« Brasil, Brasil ! ». À Rio, les cris résonnent dans les tribunes peu avant le début du match de cécifoot, dimanche 11 septembre 2016, dans lequel le Brésil affrontait la Turquie en demi-finale. La couleur jaune du maillot brésilien teint le stade, plein à craquer. Au premier rang, Wagner Goulart, 30 ans et Luciana Vargas, 34 ans, revêtent la panoplie du parfait supporteur : tee-shirt jaune, chapeau et même des lunettes avec une monture en plastique formant le mot « Brésil ». Sans oublier les instruments de musique : trompette pour elle, maracas pour lui. « Nous ne nous en servirons que lorsque le match s'arrêtera, ou s'il y a un but, bien sûr », affirment-ils à l'AFP. Après le coup d'envoi suit un « chut » général. Puis un silence absolu retombe.
Contenir son émotion
Les seuls bruits qui s'entendent sont le tintement du ballon sonore, avec des clochettes à l'intérieur, et les cris des joueurs, atteints de différents degrés de cécité. Pour rivaliser à égalité, tous ont les yeux bandés. Au cécifoot, les oreilles remplacent les yeux et n'importe quel bruit gêne la partie. Seuls les gardiens de but ne sont pas malvoyants ; ils servent de guide aux autres joueurs. Face à un rival sur l'extrême défensive, les Brésiliens ont multiplié les attaques. Comment se retenir lorsque Ricardinho, le numéro 10 « auriverde », dribble avant de tirer ? L'émotion contenue se transforme en murmure impuissant au lieu des cris habituels de célébration. Car si les Brésiliens se sont fait remarquer au cours de ces semaines olympiques, c'est bien par le vacarme qu'ils font dans les tribunes et qui a tendance à agacer les sportifs.
« Je vais exploser »
Katia Brum, 38 ans, a souffert au moment du premier but de Ricardinho, désigné meilleur joueur du monde en 2014. Tendue, elle se mettait la main sur la bouche pour s'empêcher de crier. « C'est la première fois que je vois un match avec des joueurs aveugles et c'est trop d'émotion, raconte-t-elle. Je ne pourrais pas venir avec mon père. On est habitués à supporter en criant.
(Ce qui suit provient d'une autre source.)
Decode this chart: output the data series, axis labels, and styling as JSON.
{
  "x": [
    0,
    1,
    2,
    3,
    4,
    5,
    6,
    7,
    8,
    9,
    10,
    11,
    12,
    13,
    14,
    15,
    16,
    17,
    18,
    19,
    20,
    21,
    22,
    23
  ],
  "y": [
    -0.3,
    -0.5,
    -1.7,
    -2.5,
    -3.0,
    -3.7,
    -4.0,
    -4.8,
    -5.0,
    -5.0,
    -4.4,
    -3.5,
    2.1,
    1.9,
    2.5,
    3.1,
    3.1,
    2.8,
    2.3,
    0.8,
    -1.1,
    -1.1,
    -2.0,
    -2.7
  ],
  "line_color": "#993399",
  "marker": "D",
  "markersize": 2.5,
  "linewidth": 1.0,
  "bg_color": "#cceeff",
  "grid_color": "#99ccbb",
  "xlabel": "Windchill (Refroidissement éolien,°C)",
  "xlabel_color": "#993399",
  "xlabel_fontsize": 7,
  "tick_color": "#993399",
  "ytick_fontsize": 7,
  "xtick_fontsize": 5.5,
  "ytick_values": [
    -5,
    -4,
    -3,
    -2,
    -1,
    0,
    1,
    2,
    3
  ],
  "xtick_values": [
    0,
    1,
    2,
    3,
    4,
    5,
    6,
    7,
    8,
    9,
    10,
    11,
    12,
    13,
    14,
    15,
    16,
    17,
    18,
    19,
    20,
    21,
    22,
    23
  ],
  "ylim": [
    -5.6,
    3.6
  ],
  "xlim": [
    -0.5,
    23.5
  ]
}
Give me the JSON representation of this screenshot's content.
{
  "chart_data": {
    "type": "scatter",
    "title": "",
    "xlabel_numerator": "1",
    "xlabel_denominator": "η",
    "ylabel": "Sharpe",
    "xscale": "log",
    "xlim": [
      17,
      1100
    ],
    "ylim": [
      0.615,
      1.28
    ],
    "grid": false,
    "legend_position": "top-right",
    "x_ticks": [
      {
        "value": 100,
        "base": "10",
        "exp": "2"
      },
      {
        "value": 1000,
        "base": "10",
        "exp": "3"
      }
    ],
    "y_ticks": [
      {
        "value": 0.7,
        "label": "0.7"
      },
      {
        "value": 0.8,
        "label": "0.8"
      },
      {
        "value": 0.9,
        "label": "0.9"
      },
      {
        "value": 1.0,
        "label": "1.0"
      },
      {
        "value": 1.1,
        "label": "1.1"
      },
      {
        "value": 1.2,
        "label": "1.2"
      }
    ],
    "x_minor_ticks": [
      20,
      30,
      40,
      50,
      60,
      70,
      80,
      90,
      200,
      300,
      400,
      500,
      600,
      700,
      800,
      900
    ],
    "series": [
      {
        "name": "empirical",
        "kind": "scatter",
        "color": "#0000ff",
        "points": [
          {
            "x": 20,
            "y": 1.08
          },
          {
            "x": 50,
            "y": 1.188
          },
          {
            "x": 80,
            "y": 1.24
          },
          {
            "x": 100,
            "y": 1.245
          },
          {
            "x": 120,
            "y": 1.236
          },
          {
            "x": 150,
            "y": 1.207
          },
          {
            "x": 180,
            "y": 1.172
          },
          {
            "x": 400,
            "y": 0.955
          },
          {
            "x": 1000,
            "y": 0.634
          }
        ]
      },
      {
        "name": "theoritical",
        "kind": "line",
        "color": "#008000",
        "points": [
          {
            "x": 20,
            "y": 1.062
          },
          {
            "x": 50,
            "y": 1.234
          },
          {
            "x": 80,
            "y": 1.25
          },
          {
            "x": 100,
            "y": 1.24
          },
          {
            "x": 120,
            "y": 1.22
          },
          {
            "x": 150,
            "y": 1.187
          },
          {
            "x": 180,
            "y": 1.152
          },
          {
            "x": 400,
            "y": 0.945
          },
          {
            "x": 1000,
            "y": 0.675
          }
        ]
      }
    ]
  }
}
J'ai l'impression que je vais exploser. » Les joueurs brésiliens ont avoué que le bruit avait été plus fort que souhaité, mais cela ne les a pas trop dérangés. « Cette énergie est très importante, elle nous motive, même si par moments elle gêne un peu, reconnaît l'attaquant Nonato. Je veux et j'espère que cela continuera, avec le stade rempli. » Ricardinho, lui, espère que « les supporteurs fêteront avec eux un nouveau titre ».
Finale bruyante ?
Le cécifoot a fait son entrée aux Jeux paralympiques de 2004 à Athènes. Depuis, le Brésil est le seul à avoir remporté la compétition. Lors de la première édition, il s'était imposé en finale face à son ennemi
numéro 1, l'Argentine, également médaillé de bronze en 2008. Les Argentins restent parmi les favoris à Rio. Comme pour le Mondial 2014, leurs supporteurs sont présents en nombre au Brésil, dans le parc olympique cette fois. « C'est très beau de jouer devant de nombreux supporteurs, même si c'est parfois gênant. Quand tu es sur le point de tirer et que tu commences à entendre « aïe, aïe, aïe », ça peut te déconcentrer mais il y en a que ça peut au contraire motiver », explique le capitaine argentin Silvio Velo, connu comme le Messi du football à cinq. Si la finale Brésil-Argentine se confirme, il faudra des muselières. Certains proposent déjà un ballon plus sonore. Beaucoup de « chut » et de self-control seront en tout cas nécessaires pendant les cinquante minutes de jeu.